Tanti abbracci e troppa visibilità in guerra come in amore generano problemi.
Il caso delle due ragazze di Brooklyn che avevano in mente di compiere un attentato terroristico conferma come in fondo internet serva più per trasformare e catalizzare che per creare fenomeni veri e propri.
La radicalizzazione di Asia Siddiqui è iniziata in tempi non sospetti e al di fuori delle zone virtuali.
E' proseguita però proprio grazie alla rete attraverso blog, forum e giornali digitali fino a farle maturare l'intenzione di fare esplodere mezza New York.
Paradossalmente in questa idea l'hanno aiutata proprio polizia ed Fbi che con una sapiente gestione di Twitter tesa a chiedere l'aiuto degli utenti nel corso della maratona di Boston trasformarono una tragedia quasi in un set di Csi.
Asia voleva compiere un gesto che avesse lo stesso tenore e sempre la rete le ha offerto lo spunto per andare vicina alla realizzazione del suo piano .
The Anarchist cookbook è un testo pensato alla fine degli anni sessanta più in segno di protesta che come volontà reale di mettersi a fabbricare bombe in cucina.
Lontano da quel contesto oggi è diventato un'arma letale che anche il suo autore vorrebbe vedere fuori dalla disponibilità della rete.
Internet ci fornisce anche i mezzi per tenere sotto controllo i nostri controllori.
Non è la prima volta che un agente sotto copertura porge ad un potenziale terrorista il coltello
dalla parte del manico ed è probabilmente una pratica in linea con la normativa americana.
Ma nel contesto quanto effetto ha avuto sulla ragazza quell'esca un pò spregiudicata ?
Oggi è giunta notizia della morte di un ragazzo di origini somale che dall'Australia era partito per andare a combattere in Siria ma che si era presumibilmente fermato in Iraq.
L'ultima volta che il padre ha tentato di contattarlo invano telefonicamente ha capito che forse era arrivata la fine anche per lui.
La sua storia aveva fatto scalpore nell'Australia spietata di Abbott perchè da fotomodello a jihadista il passo è sembrato breve.

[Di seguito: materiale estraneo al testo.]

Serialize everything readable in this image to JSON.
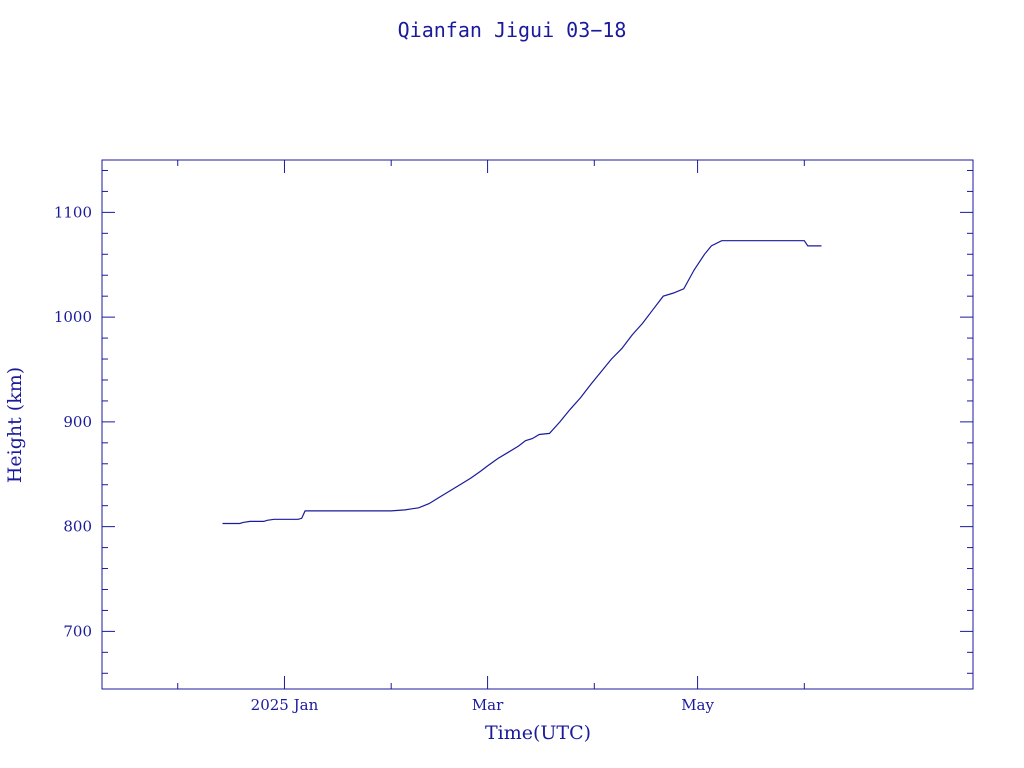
{
  "chart_data": {
    "type": "line",
    "title": "Qianfan Jigui 03−18",
    "xlabel": "Time(UTC)",
    "ylabel": "Height (km)",
    "x_axis": {
      "type": "date",
      "range": [
        "2024-11-09",
        "2025-07-20"
      ],
      "major_ticks": [
        {
          "date": "2025-01-01",
          "label": "2025 Jan"
        },
        {
          "date": "2025-03-01",
          "label": "Mar"
        },
        {
          "date": "2025-05-01",
          "label": "May"
        }
      ],
      "minor_ticks": [
        "2024-12-01",
        "2025-02-01",
        "2025-04-01",
        "2025-06-01"
      ]
    },
    "y_axis": {
      "range": [
        645,
        1150
      ],
      "major_ticks": [
        700,
        800,
        900,
        1000,
        1100
      ],
      "minor_step": 20
    },
    "grid": false,
    "colors": {
      "line": "#1a1a9c",
      "axes": "#1a1a9c",
      "text": "#1a1a9c"
    },
    "series": [
      {
        "points": [
          [
            "2024-12-14",
            803
          ],
          [
            "2024-12-19",
            803
          ],
          [
            "2024-12-20",
            804
          ],
          [
            "2024-12-22",
            805
          ],
          [
            "2024-12-26",
            805
          ],
          [
            "2024-12-27",
            806
          ],
          [
            "2024-12-29",
            807
          ],
          [
            "2025-01-05",
            807
          ],
          [
            "2025-01-06",
            808
          ],
          [
            "2025-01-07",
            815
          ],
          [
            "2025-01-15",
            815
          ],
          [
            "2025-01-25",
            815
          ],
          [
            "2025-02-01",
            815
          ],
          [
            "2025-02-05",
            816
          ],
          [
            "2025-02-07",
            817
          ],
          [
            "2025-02-09",
            818
          ],
          [
            "2025-02-12",
            822
          ],
          [
            "2025-02-15",
            828
          ],
          [
            "2025-02-18",
            834
          ],
          [
            "2025-02-21",
            840
          ],
          [
            "2025-02-24",
            846
          ],
          [
            "2025-02-27",
            853
          ],
          [
            "2025-03-01",
            858
          ],
          [
            "2025-03-04",
            865
          ],
          [
            "2025-03-07",
            871
          ],
          [
            "2025-03-10",
            877
          ],
          [
            "2025-03-12",
            882
          ],
          [
            "2025-03-14",
            884
          ],
          [
            "2025-03-16",
            888
          ],
          [
            "2025-03-19",
            889
          ],
          [
            "2025-03-22",
            900
          ],
          [
            "2025-03-25",
            912
          ],
          [
            "2025-03-28",
            923
          ],
          [
            "2025-03-31",
            936
          ],
          [
            "2025-04-03",
            948
          ],
          [
            "2025-04-06",
            960
          ],
          [
            "2025-04-09",
            970
          ],
          [
            "2025-04-12",
            983
          ],
          [
            "2025-04-15",
            994
          ],
          [
            "2025-04-18",
            1007
          ],
          [
            "2025-04-21",
            1020
          ],
          [
            "2025-04-24",
            1023
          ],
          [
            "2025-04-27",
            1027
          ],
          [
            "2025-04-30",
            1045
          ],
          [
            "2025-05-03",
            1060
          ],
          [
            "2025-05-05",
            1068
          ],
          [
            "2025-05-08",
            1073
          ],
          [
            "2025-05-18",
            1073
          ],
          [
            "2025-05-25",
            1073
          ],
          [
            "2025-06-01",
            1073
          ],
          [
            "2025-06-02",
            1068
          ],
          [
            "2025-06-06",
            1068
          ]
        ]
      }
    ]
  }
}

Internet ha avuto un doppio ruolo nel suo caso.
Radicalizzato dai cattivi maestri della street dawa australiana che fanno uso sapiente della rete, la sua immagine di ragazzo bello e dedito ad una vita frivola poi passato alla religione e alla guerra, è stata usata da Daesh come polo di attrazione per tanti suoi coetanei.
E' questa la differenza tra il terrorismo vecchio stampo di al Qaeda che si sta comunque adeguando, e quello della new generation di Daesh.
C'è una guerra finta combattuta a colpie di selfie e una anche troppo vera in cui convertiti, seconde generazioni, ragazzi fragili e senza riferimenti, vengono usati come carne da macello per coprire le bugie raccontate dal califfo e dai suoi adepti.
E' questo che i rappresentanti delle istituzioni devono comprendere.
Internet può esaltare o mortificare a seconda delle esigenze.
Ma la sostanza, quello da cui parte tutto, sta nel mondo reale.
E' lì che bisogna intervenire innanzitutto.